Richie: All I really have to do is turn on the news. At the same time, I find people treat social issues as a concept vs. a real thing that real people go through, so my internal feelings always seep out in my drawings. I’m working on something now that had no deeper meaning, just a weird little comic. It ended up leaving me with an interpretation about the guilt in leaving your community behind for opportunity and whether it’s the right choice or not. If it’s an illustration for a client, then the research is a little more straight forward. Reading and re-reading. Jotting down ideas or images that pop into my head. I used to think of concepts in a more linear way but I found that too restricting. Articles can be very dry so I let my mind roam and when I reign it in I find that I have more interesting and less conventional visual solutions. 

Steve:  What keeps you excited or entertained outside of the studio? Does that feedback into your work in any particular way?

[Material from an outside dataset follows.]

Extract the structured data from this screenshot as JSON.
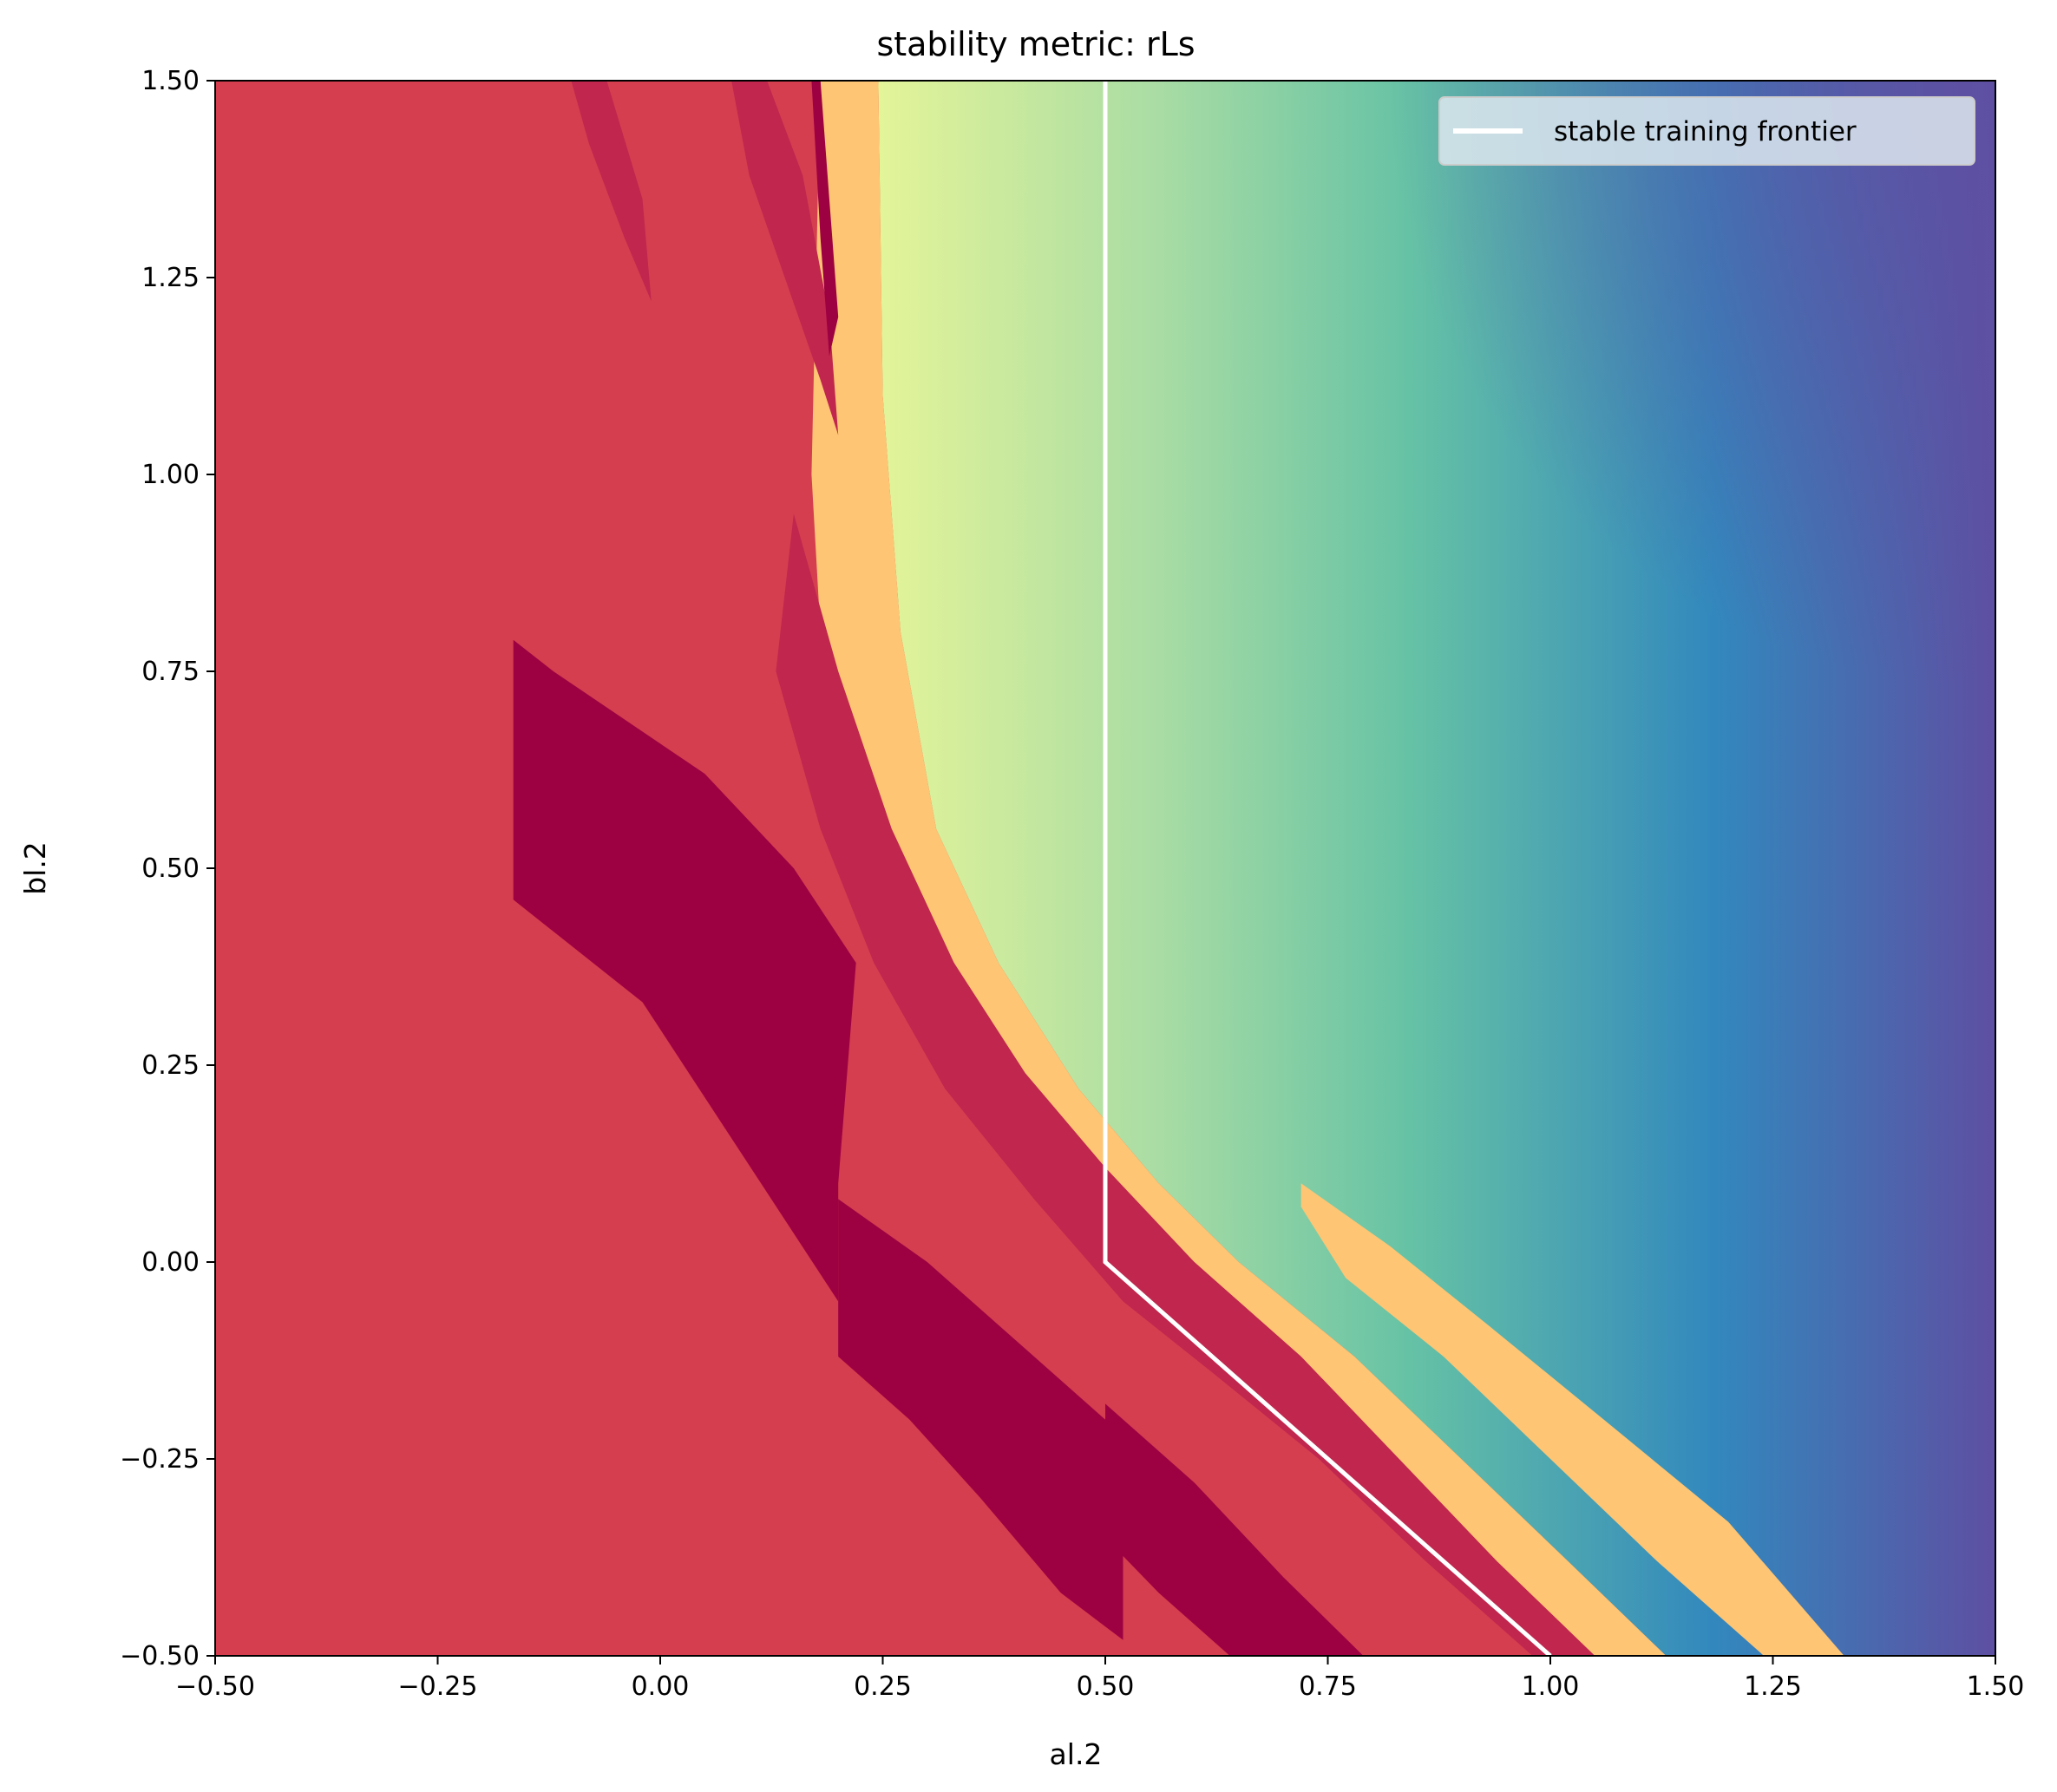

 Richie: Self-publishing comics is nice because it’s storytelling where I’m only answering to myself. I’m my own editor and there’s a lot of freedom in that. I love playing video games. I’ve been into puzzle and contemplative games. Quiet games. I got a little burnt out on hyper-violence. Reading is dope. Audiobooks, comics, essays. Visual essays that break down film. I run out of movies to watch I watch so many. So to put it short, all these things end up coming back into my work. Compositions and colors from film. The simplification from cartooning. Creative imagery and perspective from video games. Poetic and abstract concepts from book interpretations. It’s all there. All jumbled together and it’s really fun trying to pick through it all to make something. 

Steve: What’s something you’d like to see your work attached to—what’s the dream job, or most unlikely place that you think it would be cool to find someone interacting with your art? 

Richie: I’d love to do murals. Just big imaginative murals for low income neighborhoods. I don’t like the idea of murals being something for high art that poor black people have to travel to see. It’s in these very eras where art and expression should be #1. It saves so many people psychologically. A dream job would be to be an AD, so I could really search for unique voices with my their sensibilities. Like the Kendrick quote, I want to pay it forward and put people on.